To you is given the care of all its buildings and all its plants, for as long as you walk on its ground.
Or so she claimed. Sometimes she claimed too,
My family owned this island. My family owned this island before it became a school. My family built the buildings that sit on this land. My family gave the island to the school. No one ever thought the school would sell it. To a family that did not even come! Who gave it away to foreigners! Where did they go getting such ideas?
She said her great-grandfather had come to her in a dream.
Check the contract,
he said.
The contract says we give this island to the school, a place for children to learn. If it is no longer a school, we take it back.

Now she chanted outside our window.

— We take it back,
she said.
Check the contract. We take it back.

— What contract?
Jiabao said one night. He pulled aside the curtains and opened the window. I tried to stop him, but could not.
 
He said: 
— If there is a contract you should Xerox a copy for everyone to see.

She did not seem surprised that he had opened the window and was talking to her. She just looked at him and said:
 — You are not even a Bailey.

— The Baileys sent us here,
said Jiabao.
This is their house and we are their guests. We plan to buy this house from them one day.

— Don’t go getting ideas,
she said.

CARNEGIE / 
That was news to me. Jeb and Lan thinking to buy the house? But when I asked Blondie, she said she had indeed said they might. That she would talk it over with her father, yes. Seeing as she didn’t feel we could just up and sell it, even if it did belong to us.

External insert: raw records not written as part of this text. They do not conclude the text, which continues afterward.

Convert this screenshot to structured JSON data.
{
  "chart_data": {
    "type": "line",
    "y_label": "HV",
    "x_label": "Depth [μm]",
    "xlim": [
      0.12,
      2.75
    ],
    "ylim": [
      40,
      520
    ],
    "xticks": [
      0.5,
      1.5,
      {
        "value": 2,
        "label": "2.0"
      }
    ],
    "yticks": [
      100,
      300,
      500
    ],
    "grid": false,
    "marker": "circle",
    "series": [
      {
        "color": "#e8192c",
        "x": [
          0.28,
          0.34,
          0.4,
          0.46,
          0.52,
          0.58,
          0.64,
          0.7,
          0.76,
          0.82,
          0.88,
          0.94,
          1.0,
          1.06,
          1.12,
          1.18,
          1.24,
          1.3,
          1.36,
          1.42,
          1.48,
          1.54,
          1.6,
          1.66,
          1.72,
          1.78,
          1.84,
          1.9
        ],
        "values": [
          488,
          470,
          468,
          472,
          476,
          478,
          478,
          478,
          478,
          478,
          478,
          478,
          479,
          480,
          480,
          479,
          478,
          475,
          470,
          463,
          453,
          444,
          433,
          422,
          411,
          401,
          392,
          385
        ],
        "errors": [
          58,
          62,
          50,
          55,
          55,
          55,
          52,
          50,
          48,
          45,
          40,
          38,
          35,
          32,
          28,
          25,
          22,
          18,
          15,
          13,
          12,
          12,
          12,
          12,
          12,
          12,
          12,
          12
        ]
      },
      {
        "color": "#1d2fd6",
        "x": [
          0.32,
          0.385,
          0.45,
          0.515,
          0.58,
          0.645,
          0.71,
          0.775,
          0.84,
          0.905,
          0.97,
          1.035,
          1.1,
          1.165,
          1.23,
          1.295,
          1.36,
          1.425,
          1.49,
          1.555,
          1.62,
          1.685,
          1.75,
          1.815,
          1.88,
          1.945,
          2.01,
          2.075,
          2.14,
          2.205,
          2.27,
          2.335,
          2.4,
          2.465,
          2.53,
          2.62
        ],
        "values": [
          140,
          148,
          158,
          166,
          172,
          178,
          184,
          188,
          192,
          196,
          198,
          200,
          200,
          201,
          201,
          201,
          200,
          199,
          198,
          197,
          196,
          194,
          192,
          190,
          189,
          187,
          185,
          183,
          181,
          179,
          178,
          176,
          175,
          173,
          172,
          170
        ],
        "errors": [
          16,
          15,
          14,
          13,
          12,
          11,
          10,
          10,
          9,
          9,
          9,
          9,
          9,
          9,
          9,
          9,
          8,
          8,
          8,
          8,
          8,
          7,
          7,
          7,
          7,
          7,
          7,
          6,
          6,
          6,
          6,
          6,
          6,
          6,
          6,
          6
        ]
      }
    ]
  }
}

— Most certainly not, I said.

LAN / 
After a while we weren’t so afraid. We felt sorry for
Sue
, especially when we found out her child had been taken away by the government. But why didn’t she find a way to help herself? Like Jiabao and me.
Have you never heard of bootstraps?
Jiabao asked her. We told her if she worked hard, she could have her child back. If she worked hard, she and her child could have a house, and food, and new clothes. Jiabao said she was mentally ill, but I thought she was lazy. I told her how Jiabao and I had winterized the main house with our own two hands. I explained to her how warm we were after we put the
insulation
in. We told her that any night she felt cold, she was welcome to stay with us. Because even in early summer, it could still be quite cold at night. Sometimes we saw frost on the ferns in the morning.